For the employed barrister looking for silk, no applications are made and no referees given. But appointment criteria are clear. They were hammered out years ago and repeated recently: those selected must have made an exceptional and distinguished contribution to the law and have held an eminent position in some field of law. Their appointment as honorary QC must maintain the "high quality" of that office. Distinction is the criterion.
These qualities are the same as for those appointed in private practice. But what is the best way to find candidates in employment? For me it has meant an annual consultation with eminent figures in the law and in the City. It has meant knowing other employed barristers and being in close contact with the Bar Council.
But this has become difficult since I left that body. And in the past few years, I have gone through a period of growing frustration with the long process of submitting recommendations. I have become used to seeing none of my suggestions making Maundy Thursday's published list.
Have I been getting it wrong? No employed barrister has been appointed in years. Is there discrimination which needs to be discussed?
Each year 70 or 80 barristers in private practice are made QCs. At the last count, there were 9,369 barristers in private practice, of whom 974 were QCs.
The Bar Council has no record of employed barrister numbers, but the best estimate is well over 5,000. There are only nine employed silks, honorary or otherwise. Meanwhile, the Bar Council has records of only 83 barrister academics, of whom 11 are QCs. This is an even greater proportion (over one in seven) than private practice QCs (one in 10). It must be irrelevant that Lord Irvine was an LSE academic for four years.
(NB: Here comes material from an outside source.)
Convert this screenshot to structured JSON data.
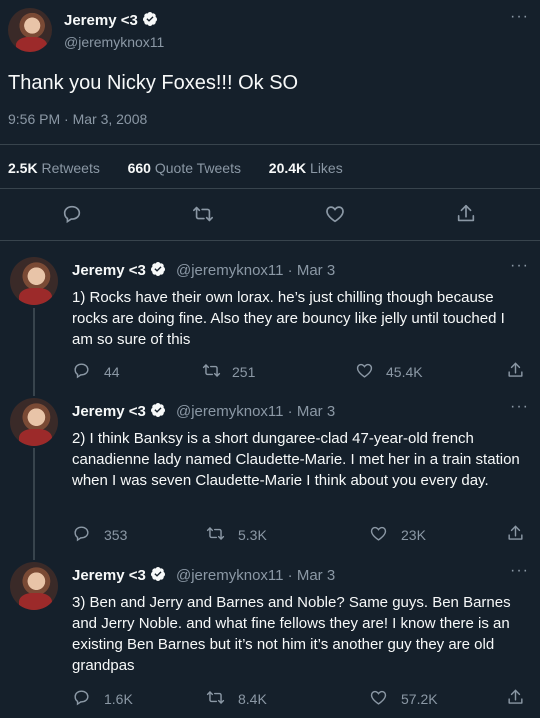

Are employed barristers getting a rough deal? Are they becoming the Bar's poor relations? The number of employed counsel is also minuscule within that other prestigious Bar group - the benchers who control the four Inns of Court. Out of 886 benchers, only four were identified as employed barristers.
Since April 1997 I have been trying, almost constantly, to set up a meeting with at first Lord McKay, and then Lord Irvine, but with no success. I did receive a letter from the LCD in August 1997 which applauded my idea of a small committee to take my place and a meeting was agreed in principle. However, despite my best ongoing efforts, this never happened. I was later told there were "no slots" for a meeting.
Despite these problems, I had to go through the recommendation process again this year and came up with two names of obvious merit, well supported by their colleagues.
But again, no employed barrister was appointed, while three academics won silk. Are academics really fifty times as meritorious as their legal brethren who merely work in commerce, finance or industry?
Again, I urgently looked for a meeting with the Lord Chancellor. In April this year I was promised a prompt reply. But yes, you have guessed it, I am still waiting. For a busy Lord Chancellor, the affairs of employed barristers will not rank highly. But even so, Lord Irvine, with the greatest possible respect: RSVP.